On the screen was a picture of a sitting senator knelt before Onomavwe, his hands clasped in a pleading gesture. ‘Are they not agemates? What rubbish,’ Hassana said.
‘It’s not about age, my dear,’ Mrs Aluko said, ‘it’s about power.’ She sounded like she knew what it meant to wield that magnitude of power.
‘Senator Anaborhi must have offended him,’ Enitan observed. ‘You know he’s planning to run for governor of the state come next elections, he cannot afford to be in Onomavwe’s bad books.’
‘An ex-convict?’ Hassana said.
‘No need to be so self-righteous, we all have our own dirty laundry, including your husband,’ Mrs Aluko replied. And I thought she must be good friends with Onomavwe.
Hassana bristled and pulled her iPad from the table. Mrs Aluko didn’t bat an eyelid in her direction; she was accustomed to this – putting others in their place.
Saratu, the woman seated opposite me, joined the conversation. Her birth name was Sarah, a Christian from Uromi, Edo state, but together with her husband, they’d both taken to adopting the Arabic versions of their names and dressed only in jalabiyas and kaftans to blend with the Northern sect in power. She wore a hijab, and whenever she was greeted, she responded with ‘as-salamu alaykum’. Political Islam, Soye called it. Beliefs easily traded like wares, attires transformed, tongues twisted, on the altar of power.
‘Did you hear that Hauwa Bintu lost her seat in the Senate?’ Saratu said.
‘It’s all over the news; it’s rather hard to miss it,’ Mrs Aluko drolled. She sounded bored and I wondered what it took to ignite her interest – she’d seen everything.
‘She was the only female senator from the North, you know. That means the women in the senate are less than ten, out of one hundred and nine? That’s poor,’ Enitan said.
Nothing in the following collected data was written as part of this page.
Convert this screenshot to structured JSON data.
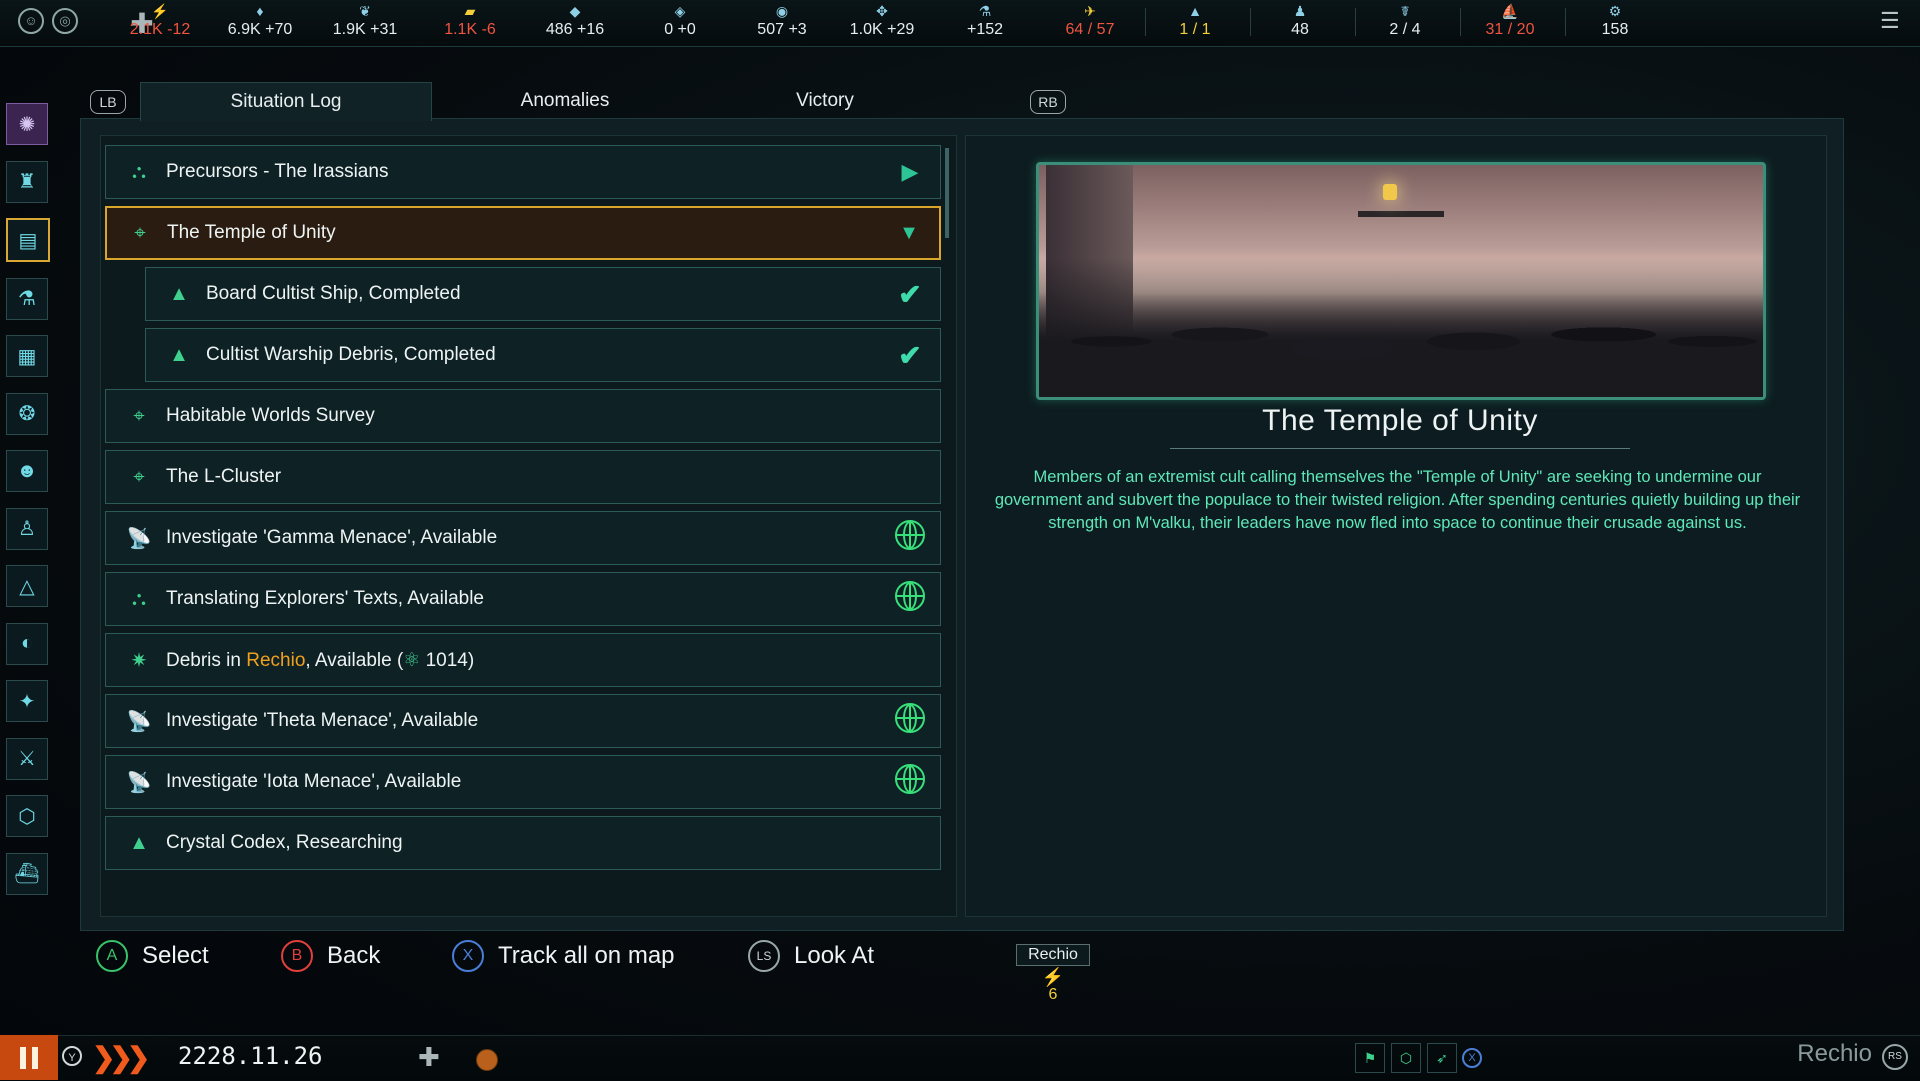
{
  "resources": [
    {
      "icon": "energy-icon",
      "value": "2.1K -12",
      "alert": true
    },
    {
      "icon": "minerals-icon",
      "value": "6.9K +70",
      "alert": false
    },
    {
      "icon": "food-icon",
      "value": "1.9K +31",
      "alert": false
    },
    {
      "icon": "alloys-icon",
      "value": "1.1K -6",
      "alert": true
    },
    {
      "icon": "consumer-goods-icon",
      "value": "486 +16",
      "alert": false
    },
    {
      "icon": "strategic-resource-icon",
      "value": "0 +0",
      "alert": false
    },
    {
      "icon": "influence-icon",
      "value": "507 +3",
      "alert": false
    },
    {
      "icon": "unity-icon",
      "value": "1.0K +29",
      "alert": false
    },
    {
      "icon": "research-icon",
      "value": "+152",
      "alert": false
    },
    {
      "icon": "naval-capacity-icon",
      "value": "64 / 57",
      "alert": true
    },
    {
      "icon": "starbase-icon",
      "value": "1 / 1",
      "alert": false,
      "yellow": true
    },
    {
      "icon": "population-icon",
      "value": "48",
      "alert": false
    },
    {
      "icon": "envoys-icon",
      "value": "2 / 4",
      "alert": false
    },
    {
      "icon": "fleet-icon",
      "value": "31 / 20",
      "alert": true
    },
    {
      "icon": "planets-icon",
      "value": "158",
      "alert": false
    }
  ],
  "tabs": {
    "lb": "LB",
    "rb": "RB",
    "items": [
      "Situation Log",
      "Anomalies",
      "Victory"
    ]
  },
  "log_items": [
    {
      "icon": "precursor-icon",
      "text": "Precursors - The Irassians",
      "right": "arrow",
      "level": 0
    },
    {
      "icon": "location-pin-icon",
      "text": "The Temple of Unity",
      "right": "arrow-down",
      "level": 0,
      "selected": true
    },
    {
      "icon": "warning-icon",
      "text": "Board Cultist Ship, Completed",
      "right": "check",
      "level": 1
    },
    {
      "icon": "warning-icon",
      "text": "Cultist Warship Debris, Completed",
      "right": "check",
      "level": 1
    },
    {
      "icon": "location-pin-icon",
      "text": "Habitable Worlds Survey",
      "right": "",
      "level": 0
    },
    {
      "icon": "location-pin-icon",
      "text": "The L-Cluster",
      "right": "",
      "level": 0
    },
    {
      "icon": "satellite-dish-icon",
      "text": "Investigate 'Gamma Menace', Available",
      "right": "globe",
      "level": 0
    },
    {
      "icon": "precursor-icon",
      "text": "Translating Explorers' Texts, Available",
      "right": "globe",
      "level": 0
    },
    {
      "icon": "debris-icon",
      "text_before": "Debris in ",
      "text_highlight": "Rechio",
      "text_after": ", Available (",
      "text_value": "1014",
      "text_end": ")",
      "right": "",
      "level": 0
    },
    {
      "icon": "satellite-dish-icon",
      "text": "Investigate 'Theta Menace', Available",
      "right": "globe",
      "level": 0
    },
    {
      "icon": "satellite-dish-icon",
      "text": "Investigate 'Iota Menace', Available",
      "right": "globe",
      "level": 0
    },
    {
      "icon": "warning-icon",
      "text": "Crystal Codex, Researching",
      "right": "",
      "level": 0
    }
  ],
  "detail": {
    "title": "The Temple of Unity",
    "description": "Members of an extremist cult calling themselves the \"Temple of Unity\" are seeking to undermine our government and subvert the populace to their twisted religion. After spending centuries quietly building up their strength on M'valku, their leaders have now fled into space to continue their crusade against us."
  },
  "prompts": [
    {
      "glyph": "A",
      "label": "Select"
    },
    {
      "glyph": "B",
      "label": "Back"
    },
    {
      "glyph": "X",
      "label": "Track all on map"
    },
    {
      "glyph": "LS",
      "label": "Look At"
    }
  ],
  "map_tooltip": {
    "name": "Rechio",
    "value": "6"
  },
  "bottom": {
    "speed_button": "Y",
    "date": "2228.11.26",
    "x_button": "X",
    "location": "Rechio",
    "rs_button": "RS"
  },
  "colors": {
    "accent_green": "#3fd08e",
    "selected_border": "#d9a62c",
    "alert_red": "#f05440",
    "highlight_orange": "#f0a020",
    "description_text": "#5fe8b8"
  }
}
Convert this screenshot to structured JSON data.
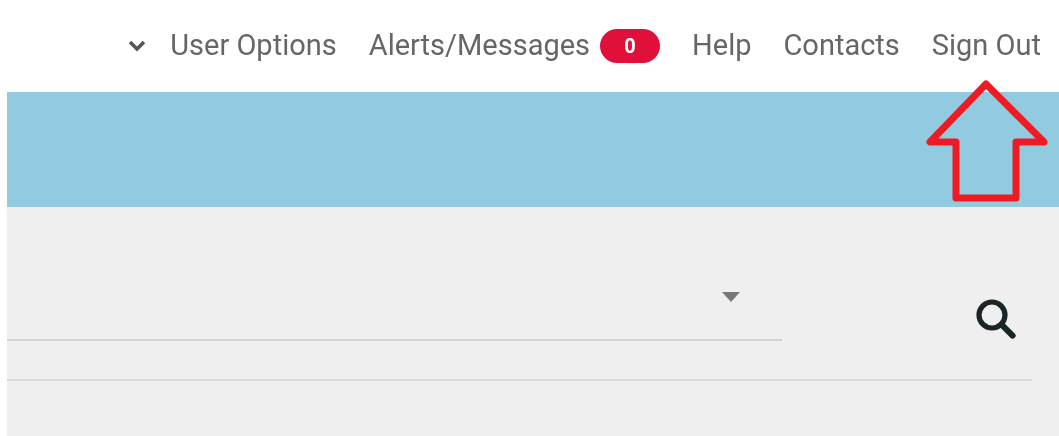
{
  "top_nav": {
    "items": [
      {
        "label": "User Options",
        "kind": "menu"
      },
      {
        "label": "Alerts/Messages",
        "kind": "link",
        "badge": "0"
      },
      {
        "label": "Help",
        "kind": "link"
      },
      {
        "label": "Contacts",
        "kind": "link"
      },
      {
        "label": "Sign Out",
        "kind": "link"
      }
    ]
  },
  "annotation": {
    "kind": "arrow",
    "color": "#ed1c24"
  }
}
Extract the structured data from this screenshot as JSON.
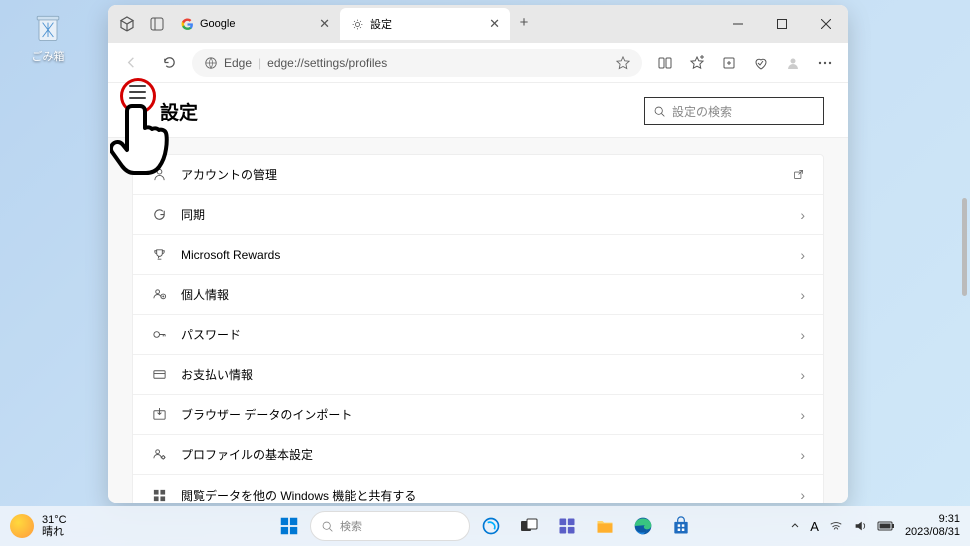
{
  "desktop": {
    "recycle_bin": "ごみ箱"
  },
  "window": {
    "tabs": [
      {
        "label": "Google"
      },
      {
        "label": "設定"
      }
    ],
    "address": {
      "scheme": "Edge",
      "url": "edge://settings/profiles"
    },
    "win_min": "─",
    "win_max": "☐",
    "win_close": "✕"
  },
  "page": {
    "title": "設定",
    "search_placeholder": "設定の検索",
    "rows": [
      {
        "label": "アカウントの管理",
        "icon": "person-icon",
        "trail": "external"
      },
      {
        "label": "同期",
        "icon": "sync-icon",
        "trail": "chevron"
      },
      {
        "label": "Microsoft Rewards",
        "icon": "trophy-icon",
        "trail": "chevron"
      },
      {
        "label": "個人情報",
        "icon": "profile-icon",
        "trail": "chevron"
      },
      {
        "label": "パスワード",
        "icon": "key-icon",
        "trail": "chevron"
      },
      {
        "label": "お支払い情報",
        "icon": "card-icon",
        "trail": "chevron"
      },
      {
        "label": "ブラウザー データのインポート",
        "icon": "import-icon",
        "trail": "chevron"
      },
      {
        "label": "プロファイルの基本設定",
        "icon": "gear-icon",
        "trail": "chevron"
      },
      {
        "label": "閲覧データを他の Windows 機能と共有する",
        "icon": "windows-icon",
        "trail": "chevron"
      }
    ]
  },
  "taskbar": {
    "weather_temp": "31°C",
    "weather_cond": "晴れ",
    "search_placeholder": "検索",
    "ime": "A",
    "time": "9:31",
    "date": "2023/08/31"
  }
}
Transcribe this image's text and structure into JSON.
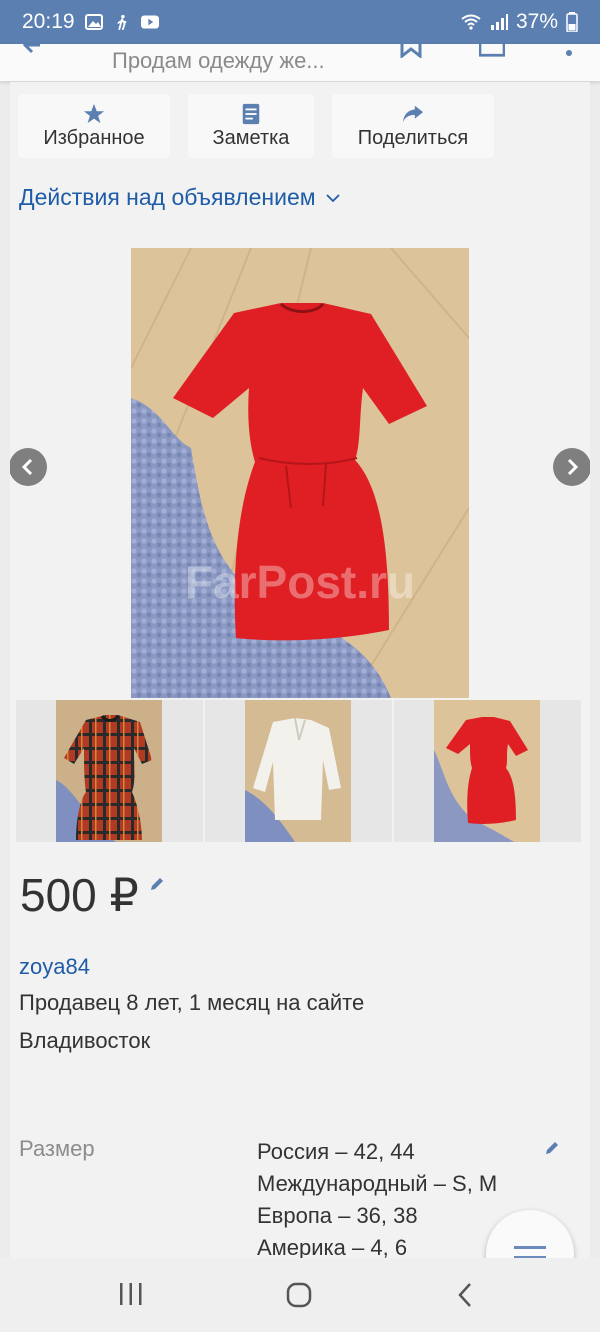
{
  "status_bar": {
    "time": "20:19",
    "battery": "37%"
  },
  "app_bar": {
    "title": "Продам одежду же..."
  },
  "actions": {
    "favorites": "Избранное",
    "note": "Заметка",
    "share": "Поделиться"
  },
  "actions_link": "Действия над объявлением",
  "watermark": "FarPost.ru",
  "price": "500 ₽",
  "seller": {
    "name": "zoya84",
    "since": "Продавец 8 лет, 1 месяц на сайте",
    "city": "Владивосток"
  },
  "size": {
    "label": "Размер",
    "values": [
      "Россия – 42, 44",
      "Международный – S, M",
      "Европа – 36, 38",
      "Америка – 4, 6"
    ]
  },
  "colors": {
    "status_bar": "#5b7fb0",
    "link": "#1f5ca8",
    "dress_red": "#e01f24"
  }
}
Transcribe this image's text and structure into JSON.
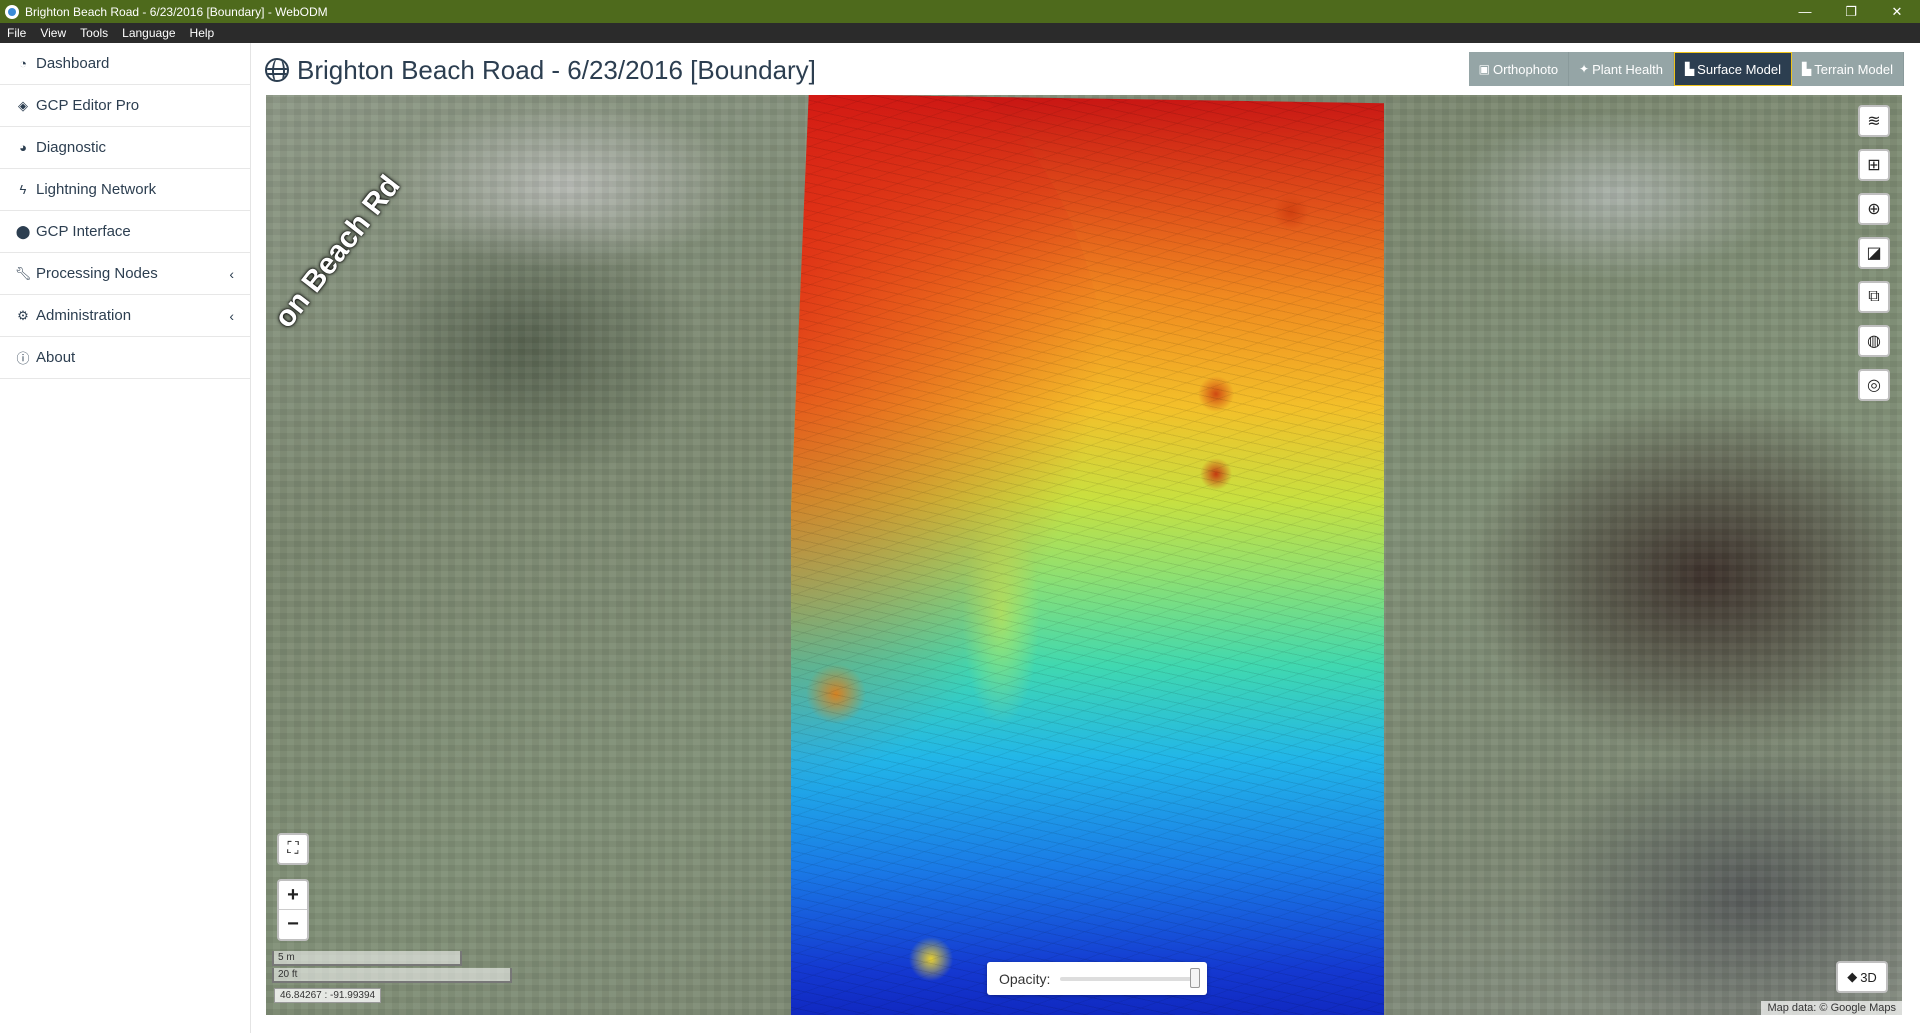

‘I’m not sure if that’s a good or bad thing,’ Hassana commented. ‘Wasn’t she accused of corruption? That’s why she lost her seat; she lost it to a young vibrant man from her village.’
‘Haven’t most of them been accused of corruption?’ I said, surprising myself. I hadn’t intended to make a comment.
Hassana stared at me like I’d grown a second head. ‘What do you mean?’
I dusted imaginary lint from my skirt. ‘Let’s be honest. Many House of Assembly members have been accused of corruption, many of whom we know. If we’re going by that, why haven’t they lost their seats? Why is she being held to a different standard than the rest of them? Does being a woman automatically make her an angel? Women can be corrupt too; we’re human beings.’